Flunk - Tuesday, October 22, 2013 - linkWith a $75 delta over a $400 base, I would get the Ultrasharp every time. Dell's monitor is not only better out of the box but you've got a much better history of quality with their high-end monitors. I was going to post that I would rather have a 24" Ultrasharp than this 27" cheapie but the price different is much less than I expected.
Maybe if they priced this at $350 it would look like a deal to some. I still wouldn't buy it, LCDs last too long to buy a cheap one.

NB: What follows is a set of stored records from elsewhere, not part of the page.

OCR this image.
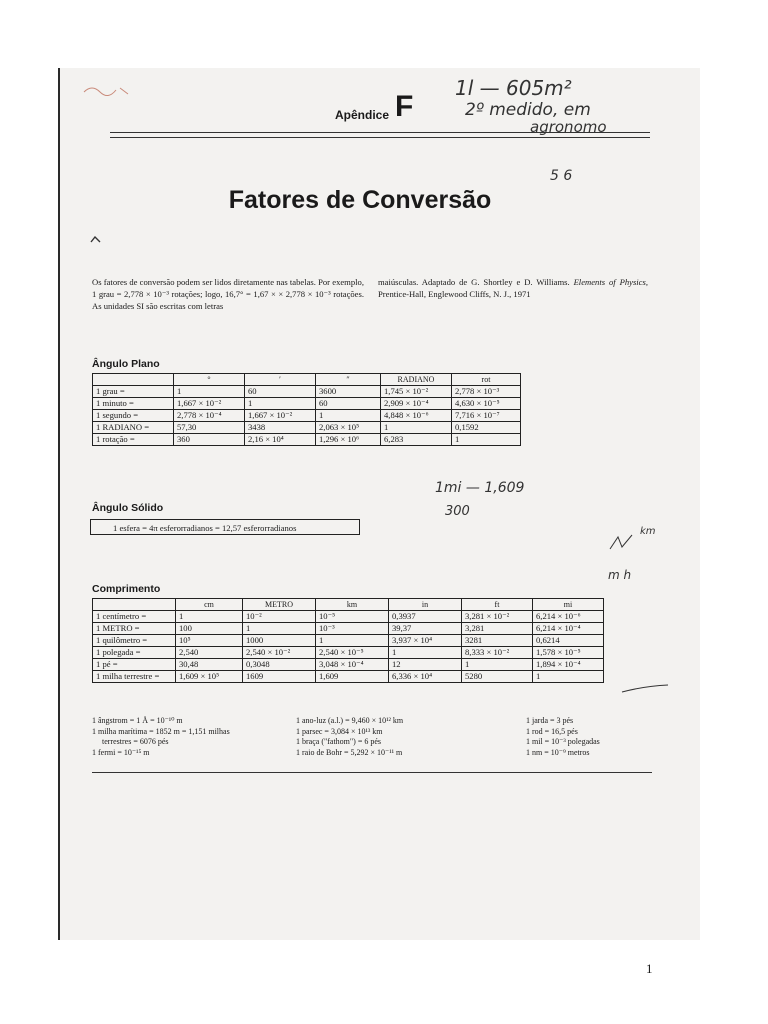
Apêndice F
1l — 605m²
2º medido, em
agronomo
5 6
Fatores de Conversão
Os fatores de conversão podem ser lidos diretamente nas tabelas. Por exemplo, 1 grau = 2,778 × 10⁻³ rotações; logo, 16,7° = 1,67 × × 2,778 × 10⁻³ rotações. As unidades SI são escritas com letras
maiúsculas. Adaptado de G. Shortley e D. Williams. Elements of Physics, Prentice-Hall, Englewood Cliffs, N. J., 1971
Ângulo Plano
	°	′	″	RADIANO	rot
1 grau =	1	60	3600	1,745 × 10⁻²	2,778 × 10⁻³
1 minuto =	1,667 × 10⁻²	1	60	2,909 × 10⁻⁴	4,630 × 10⁻⁵
1 segundo =	2,778 × 10⁻⁴	1,667 × 10⁻²	1	4,848 × 10⁻⁶	7,716 × 10⁻⁷
1 RADIANO =	57,30	3438	2,063 × 10⁵	1	0,1592
1 rotação =	360	2,16 × 10⁴	1,296 × 10⁶	6,283	1
1mi — 1,609
300
Ângulo Sólido
1 esfera = 4π esferorradianos = 12,57 esferorradianos	km
m h
Comprimento
	cm	METRO	km	in	ft	mi
1 centímetro =	1	10⁻²	10⁻⁵	0,3937	3,281 × 10⁻²	6,214 × 10⁻⁶
1 METRO =	100	1	10⁻³	39,37	3,281	6,214 × 10⁻⁴
1 quilômetro =	10⁵	1000	1	3,937 × 10⁴	3281	0,6214
1 polegada =	2,540	2,540 × 10⁻²	2,540 × 10⁻⁵	1	8,333 × 10⁻²	1,578 × 10⁻⁵
1 pé =	30,48	0,3048	3,048 × 10⁻⁴	12	1	1,894 × 10⁻⁴
1 milha terrestre =	1,609 × 10⁵	1609	1,609	6,336 × 10⁴	5280	1
1 ângstrom = 1 Å = 10⁻¹⁰ m
1 milha marítima = 1852 m = 1,151 milhas
terrestres = 6076 pés
1 fermi = 10⁻¹⁵ m
1 ano-luz (a.l.) = 9,460 × 10¹² km
1 parsec = 3,084 × 10¹³ km
1 braça ("fathom") = 6 pés
1 raio de Bohr = 5,292 × 10⁻¹¹ m
1 jarda = 3 pés
1 rod = 16,5 pés
1 mil = 10⁻³ polegadas
1 nm = 10⁻⁹ metros
1
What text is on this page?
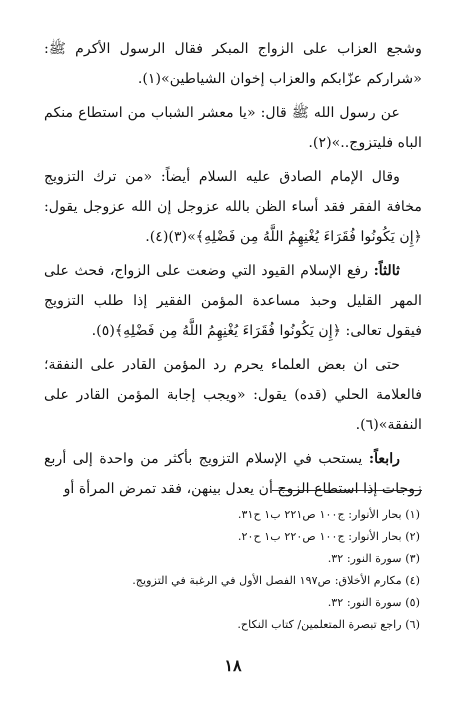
وشجع العزاب على الزواج المبكر فقال الرسول الأكرم ﷺ: «شراركم عزّابكم والعزاب إخوان الشياطين»(١).

عن رسول الله ﷺ قال: «يا معشر الشباب من استطاع منكم الباه فليتزوج..»(٢).

وقال الإمام الصادق عليه السلام أيضاً: «من ترك التزويج مخافة الفقر فقد أساء الظن بالله عزوجل إن الله عزوجل يقول: ﴿إِن يَكُونُوا فُقَرَاءَ يُغْنِهِمُ اللَّهُ مِن فَضْلِهِ﴾»(٣)(٤).

ثالثاً: رفع الإسلام القيود التي وضعت على الزواج، فحث على المهر القليل وحبذ مساعدة المؤمن الفقير إذا طلب التزويج فيقول تعالى: ﴿إِن يَكُونُوا فُقَرَاءَ يُغْنِهِمُ اللَّهُ مِن فَضْلِهِ﴾(٥).

حتى ان بعض العلماء يحرم رد المؤمن القادر على النفقة؛ فالعلامة الحلي (قده) يقول: «ويجب إجابة المؤمن القادر على النفقة»(٦).

رابعاً: يستحب في الإسلام التزويج بأكثر من واحدة إلى أربع زوجات إذا استطاع الزوج أن يعدل بينهن، فقد تمرض المرأة أو

(١) بحار الأنوار: ج١٠٠ ص٢٢١ ب١ ح٣١.
(٢) بحار الأنوار: ج١٠٠ ص٢٢٠ ب١ ح٢٠.
(٣) سورة النور: ٣٢.
(٤) مكارم الأخلاق: ص١٩٧ الفصل الأول في الرغبة في التزويج.
(٥) سورة النور: ٣٢.
(٦) راجع تبصرة المتعلمين/ كتاب النكاح.
١٨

CaedenV - Thursday, October 24, 2013 - linkThat is what I learned the hard way. 4 years ago I picked up a 1200p display for $300 because it was what I could afford, instead of spending the $5-600 on one that would really be nice. But now I am stuck with a monitor that has a faint but noticeable buzzing sound, backlight bleeding, horrible color, huge pixels (1200p on a 28" monitor), and displays have improved so much that there is no possible way to resell the thing to help me move up. So now I am stuck with this thing for another couple years every day being painfully aware that I made a bad call.
Next time around I will be waiting for a non-tiled 4K 60fps display in the 35-42" range. It will cost a pretty penny, but if I am going to have to look at it 4-10 hours a day for 7-10 years then the price will be more than justifiable. Monitors, power supplies, and hard drives are things that cost a bit more up front for quality, but more than pay themselves off in reliability and longevity.
CecileWamsley - Monday, October 28, 2013 - linkmy Aunty Maria recently got an awesome cream Chevrolet Corvette Z0-Six by working off of a macbook. pop over to these guys... http://smal.ly/8wUo2
blau808 - Tuesday, October 22, 2013 - linkSorry, but that thing is hideous.
imsabbel - Tuesday, October 22, 2013 - linkOkay, this monitor is just as unusual as the other monoprice one. Over 150 Cd/m^2 MINIMUM brightness? I know people like "brighter is better", but 100 Cd/m^2 is the recommended brightness in a well lit workplace. For a reason.
At night, in a dark room, its already too bright. 163 minimum means you are messing up your eyes bigtime if you are a nighttime gamer. In a dark room, 20-30 are perfectly fine.